Even in Star Wars, Luke’s naivete and impatience cause him problems, and his character arc is largely defined by the choice between the outlooks personified in Obi-Wan and Han Solo: “trust the force” vs. “a good blaster at your side.” What defines Paul’s character arc? What is he moving from, what is he moving toward? What does he want at the beginning of the story that he gets (or doesn’t get) by the end? What does he learn, or if he really is static, what does he demonstrate to others that helps them complete their arcs? I know you don’t have much space to write this in, but it needs to be in there.

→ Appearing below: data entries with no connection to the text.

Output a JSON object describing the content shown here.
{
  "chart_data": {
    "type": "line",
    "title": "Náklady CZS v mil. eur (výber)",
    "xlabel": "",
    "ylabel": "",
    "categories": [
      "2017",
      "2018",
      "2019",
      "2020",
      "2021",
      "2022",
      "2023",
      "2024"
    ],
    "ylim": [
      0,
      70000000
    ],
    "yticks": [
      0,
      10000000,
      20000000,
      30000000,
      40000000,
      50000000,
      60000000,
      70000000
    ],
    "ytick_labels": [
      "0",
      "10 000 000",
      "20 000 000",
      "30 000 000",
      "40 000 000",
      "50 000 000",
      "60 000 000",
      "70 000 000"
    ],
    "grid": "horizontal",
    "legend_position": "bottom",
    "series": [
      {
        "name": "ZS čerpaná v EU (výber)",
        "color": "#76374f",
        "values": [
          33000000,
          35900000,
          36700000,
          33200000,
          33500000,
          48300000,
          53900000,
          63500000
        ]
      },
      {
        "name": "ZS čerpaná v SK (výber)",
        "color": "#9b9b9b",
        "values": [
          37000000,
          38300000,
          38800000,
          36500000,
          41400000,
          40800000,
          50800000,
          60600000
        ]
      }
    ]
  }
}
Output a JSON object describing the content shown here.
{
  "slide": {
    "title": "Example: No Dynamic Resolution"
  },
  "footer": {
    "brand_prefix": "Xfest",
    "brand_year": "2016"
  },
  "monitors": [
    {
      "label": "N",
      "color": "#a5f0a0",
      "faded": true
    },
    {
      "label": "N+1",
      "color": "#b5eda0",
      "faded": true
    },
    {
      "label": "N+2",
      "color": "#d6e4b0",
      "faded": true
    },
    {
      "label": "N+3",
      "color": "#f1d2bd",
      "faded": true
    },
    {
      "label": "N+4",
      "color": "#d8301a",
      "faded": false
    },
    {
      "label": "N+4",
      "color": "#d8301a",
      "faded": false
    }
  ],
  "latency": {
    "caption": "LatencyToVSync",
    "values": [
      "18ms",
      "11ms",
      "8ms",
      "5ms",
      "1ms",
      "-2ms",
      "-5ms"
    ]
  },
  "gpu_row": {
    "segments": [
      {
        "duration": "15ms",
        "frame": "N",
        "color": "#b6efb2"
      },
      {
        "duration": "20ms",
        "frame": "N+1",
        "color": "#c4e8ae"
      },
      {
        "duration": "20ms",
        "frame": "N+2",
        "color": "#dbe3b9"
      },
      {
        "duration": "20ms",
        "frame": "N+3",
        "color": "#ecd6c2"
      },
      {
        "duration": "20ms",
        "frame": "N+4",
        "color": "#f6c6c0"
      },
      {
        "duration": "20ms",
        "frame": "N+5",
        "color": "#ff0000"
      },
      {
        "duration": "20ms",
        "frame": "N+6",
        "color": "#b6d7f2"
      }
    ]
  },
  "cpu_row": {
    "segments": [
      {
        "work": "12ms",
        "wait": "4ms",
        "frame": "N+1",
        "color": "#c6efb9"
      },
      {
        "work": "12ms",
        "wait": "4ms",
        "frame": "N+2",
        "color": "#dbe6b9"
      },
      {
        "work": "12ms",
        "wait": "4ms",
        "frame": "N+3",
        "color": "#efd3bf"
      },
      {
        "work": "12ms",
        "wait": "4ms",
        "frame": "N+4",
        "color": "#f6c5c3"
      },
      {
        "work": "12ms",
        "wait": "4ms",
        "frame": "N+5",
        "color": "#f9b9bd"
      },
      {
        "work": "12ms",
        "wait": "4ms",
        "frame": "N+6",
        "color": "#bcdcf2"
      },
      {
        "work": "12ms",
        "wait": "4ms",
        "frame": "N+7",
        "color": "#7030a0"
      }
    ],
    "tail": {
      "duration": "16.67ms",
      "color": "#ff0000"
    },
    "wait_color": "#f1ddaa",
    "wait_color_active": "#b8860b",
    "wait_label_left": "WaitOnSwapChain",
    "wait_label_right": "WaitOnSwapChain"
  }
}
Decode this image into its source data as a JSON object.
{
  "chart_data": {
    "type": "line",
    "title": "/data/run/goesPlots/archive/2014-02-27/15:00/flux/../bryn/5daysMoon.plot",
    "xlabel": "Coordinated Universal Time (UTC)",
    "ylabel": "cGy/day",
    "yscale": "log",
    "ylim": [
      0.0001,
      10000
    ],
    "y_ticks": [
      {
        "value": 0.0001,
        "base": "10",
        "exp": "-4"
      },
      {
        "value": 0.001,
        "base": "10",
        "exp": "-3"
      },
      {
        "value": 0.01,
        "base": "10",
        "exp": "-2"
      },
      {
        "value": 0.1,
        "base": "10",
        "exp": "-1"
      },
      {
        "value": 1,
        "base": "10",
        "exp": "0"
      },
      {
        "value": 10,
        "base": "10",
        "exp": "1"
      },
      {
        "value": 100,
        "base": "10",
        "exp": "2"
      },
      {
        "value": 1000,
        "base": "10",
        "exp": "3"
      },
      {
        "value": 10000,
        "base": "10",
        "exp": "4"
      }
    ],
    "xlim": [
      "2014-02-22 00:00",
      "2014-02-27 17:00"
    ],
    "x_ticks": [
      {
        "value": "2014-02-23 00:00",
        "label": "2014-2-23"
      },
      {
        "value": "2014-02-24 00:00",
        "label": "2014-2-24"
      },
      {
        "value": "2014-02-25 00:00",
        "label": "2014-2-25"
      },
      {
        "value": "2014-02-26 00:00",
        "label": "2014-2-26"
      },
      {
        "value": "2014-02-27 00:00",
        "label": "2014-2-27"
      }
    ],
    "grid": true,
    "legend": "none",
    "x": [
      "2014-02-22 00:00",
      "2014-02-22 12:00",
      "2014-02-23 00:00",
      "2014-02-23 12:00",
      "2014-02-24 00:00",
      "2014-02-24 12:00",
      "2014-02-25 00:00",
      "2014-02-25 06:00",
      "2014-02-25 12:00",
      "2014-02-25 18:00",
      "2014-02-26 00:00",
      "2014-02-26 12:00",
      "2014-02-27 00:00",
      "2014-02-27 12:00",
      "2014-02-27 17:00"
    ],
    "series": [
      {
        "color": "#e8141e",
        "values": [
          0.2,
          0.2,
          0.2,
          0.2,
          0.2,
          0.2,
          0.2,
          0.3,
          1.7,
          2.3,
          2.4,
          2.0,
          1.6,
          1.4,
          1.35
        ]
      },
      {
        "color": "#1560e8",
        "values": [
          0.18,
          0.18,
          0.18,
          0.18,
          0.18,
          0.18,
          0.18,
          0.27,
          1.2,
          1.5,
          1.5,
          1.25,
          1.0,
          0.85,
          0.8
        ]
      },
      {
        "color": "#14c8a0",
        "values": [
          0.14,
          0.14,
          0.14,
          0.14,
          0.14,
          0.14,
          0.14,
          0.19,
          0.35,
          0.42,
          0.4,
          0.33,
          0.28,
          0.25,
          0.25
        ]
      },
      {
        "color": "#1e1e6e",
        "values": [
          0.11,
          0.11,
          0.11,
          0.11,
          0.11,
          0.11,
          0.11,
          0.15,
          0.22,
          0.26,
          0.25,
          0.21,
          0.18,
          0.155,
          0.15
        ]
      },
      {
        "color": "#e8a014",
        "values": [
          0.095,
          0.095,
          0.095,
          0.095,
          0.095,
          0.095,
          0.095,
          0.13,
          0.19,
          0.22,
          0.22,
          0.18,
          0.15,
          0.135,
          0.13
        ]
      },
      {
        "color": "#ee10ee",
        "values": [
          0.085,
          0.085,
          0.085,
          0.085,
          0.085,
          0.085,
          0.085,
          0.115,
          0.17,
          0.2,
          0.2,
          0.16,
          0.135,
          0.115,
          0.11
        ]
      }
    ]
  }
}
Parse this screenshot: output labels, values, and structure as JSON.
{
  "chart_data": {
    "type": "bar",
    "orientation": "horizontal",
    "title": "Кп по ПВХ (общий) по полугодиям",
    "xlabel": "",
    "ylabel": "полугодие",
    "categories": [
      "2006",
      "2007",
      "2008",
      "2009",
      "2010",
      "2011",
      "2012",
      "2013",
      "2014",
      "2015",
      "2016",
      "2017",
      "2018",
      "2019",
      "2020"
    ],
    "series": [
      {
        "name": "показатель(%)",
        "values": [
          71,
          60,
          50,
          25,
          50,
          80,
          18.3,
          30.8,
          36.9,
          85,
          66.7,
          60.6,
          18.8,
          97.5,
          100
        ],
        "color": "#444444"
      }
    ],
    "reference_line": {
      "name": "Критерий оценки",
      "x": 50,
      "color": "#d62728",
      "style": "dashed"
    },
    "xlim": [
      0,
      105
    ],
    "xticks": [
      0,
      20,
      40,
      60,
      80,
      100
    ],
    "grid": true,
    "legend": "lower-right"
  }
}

(Searska: unless I’ve misread things, Paul doesn’t post bail; I presume the police agree to let him upload as a punishment, seeing it as the equivalent of a real world death sentence. If the police don’t agree to this, I’d agree with your criticism.)

Thing is, cops don’t get a say in the death penalty: juries do. The whole thing would have to go to trial, and…yeah. No. A trial could take months, sentencing is an whole 'nother mess, there’s appeals, ESPECIALLY in the case of the death penalty. Realistically, even if I ignore the other serious plot holes, this one just doesn’t fly.

Same question as above: Who is Paul? What does he do? What is his job? We need to know that information, it is vital to understanding the storyline.

Also, ‘uploading’ kills your body, I would think a lot of folks wouldn’t be keen on that, so you need perhaps a better way to sell it to people who you want to do it in the story. For the old, the sick, the dying, the crippled, yes. But for someone young and vital? I think you need to address that question, even if only in passing, in your outline.

All right, it sounds like there’s some valid criticism that forces another rewrite of this thing. Thanks, everyone; will work on that today.